Andrej hatte sich dem Fluss bis auf weniger als fünf Schritte genähert, als das Mädchen seine Anwesenheit bemerkte. Dessen Reaktion fiel jedoch anders aus, als Andrej erwartet hätte. Die meisten Menschen, auf die er und Abu Dun trafen, reagierten misstrauisch, wenn nicht erschrocken oder gar mit offener Feindseligkeit auf ein unbekanntes Gesicht. Gastfreundschaft wurde auch in diesem Land hochgehalten, aber, das hatten Abu Dun und er schmerzlich erfahren müssen, einem Fremden Obdach zu gewähren und ihm zu vertrauen, das war nicht dasselbe. So hatten sie es schon mehr als einmal vorgezogen, unter freiem Himmel zu nächtigen, statt in einem Haus, dessen Bewohner keinen Hehl daraus machten, dass sie die Gäste lieber gehen als kommen sahen.
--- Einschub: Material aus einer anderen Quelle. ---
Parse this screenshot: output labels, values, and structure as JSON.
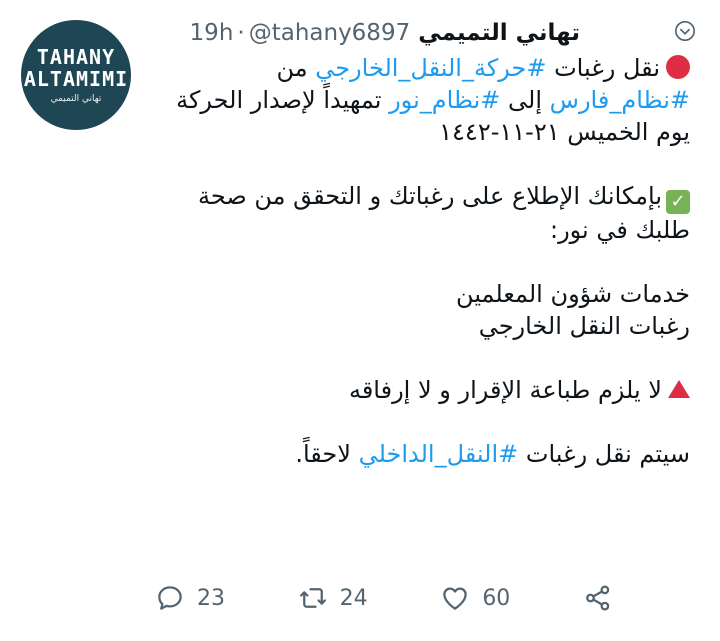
{
  "tweet": {
    "avatar": {
      "line1": "TAHANY",
      "line2": "ALTAMIMI",
      "line3": "تهاني التميمي"
    },
    "author_name": "تهاني التميمي",
    "handle": "@tahany6897",
    "separator": "·",
    "time": "19h",
    "body": {
      "p1_text1": "نقل رغبات ",
      "p1_tag1": "#حركة_النقل_الخارجي",
      "p1_text2": " من ",
      "p1_tag2": "#نظام_فارس",
      "p1_text3": " إلى ",
      "p1_tag3": "#نظام_نور",
      "p1_text4": " تمهيداً لإصدار الحركة يوم الخميس ٢١-١١-١٤٤٢",
      "p2_text": "بإمكانك الإطلاع على رغباتك و التحقق من صحة طلبك في نور:",
      "p3_line1": "خدمات شؤون المعلمين",
      "p3_line2": "رغبات النقل الخارجي",
      "p4_text": "لا يلزم طباعة الإقرار و لا إرفاقه",
      "p5_text1": "سيتم نقل رغبات ",
      "p5_tag": "#النقل_الداخلي",
      "p5_text2": " لاحقاً."
    },
    "icons": {
      "red_circle": "red-circle-emoji",
      "check": "check-mark-emoji",
      "triangle": "red-triangle-emoji",
      "more": "chevron-down-icon"
    },
    "colors": {
      "hashtag": "#1d9bf0",
      "muted": "#536471",
      "avatar_bg": "#1f4654"
    },
    "actions": {
      "replies": "23",
      "retweets": "24",
      "likes": "60"
    }
  }
}
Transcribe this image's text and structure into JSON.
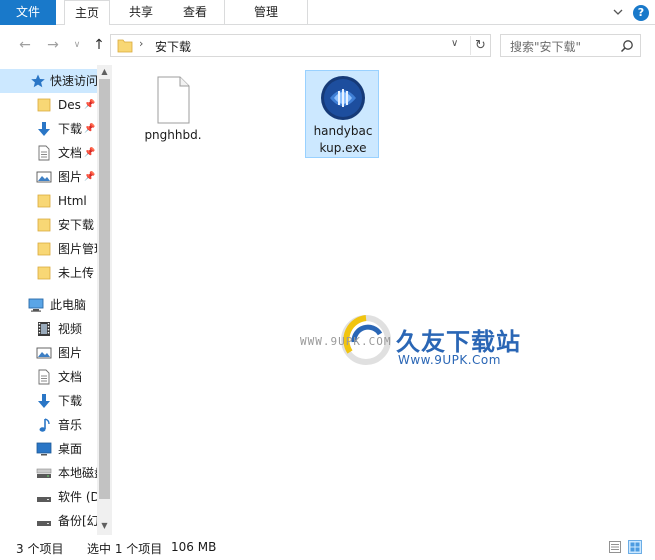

Das schwarzhaarige Mädchen jedoch zeigte keine Furcht. Als es auf das Geräusch seiner Schritte aufmerksam wurde, fuhr es hoch und sah für einen kurzen Moment gleichermaßen verlegen wie ertappt aus. Dann jedoch erschien ein neugieriges Funkeln in seinen Augen, und ein Lächeln auf seinem Gesicht, in dem Andrej vergeblich nach einer Spur von Scheu suchte.
»Oh!«, sagte es schließlich. »Ich habe Euch gar nicht kommen hören.«
Mehr noch als sein Aussehen, machte die Stimme des Mädchens Andrej klar, dass er tatsächlich noch ein Kind vor sich hatte. Elf, allerhöchstens aber zwölf Jahre alt, vermutlich sogar jünger. Sein Körper, der unter dem vollkommen durchnässten Kleid deutlich zu erkennen war, zeigte schon die ersten weiblichen Rundungen, aber sein Gesicht, und vor allem seine Stimme, gehörten eindeutig einem Kind.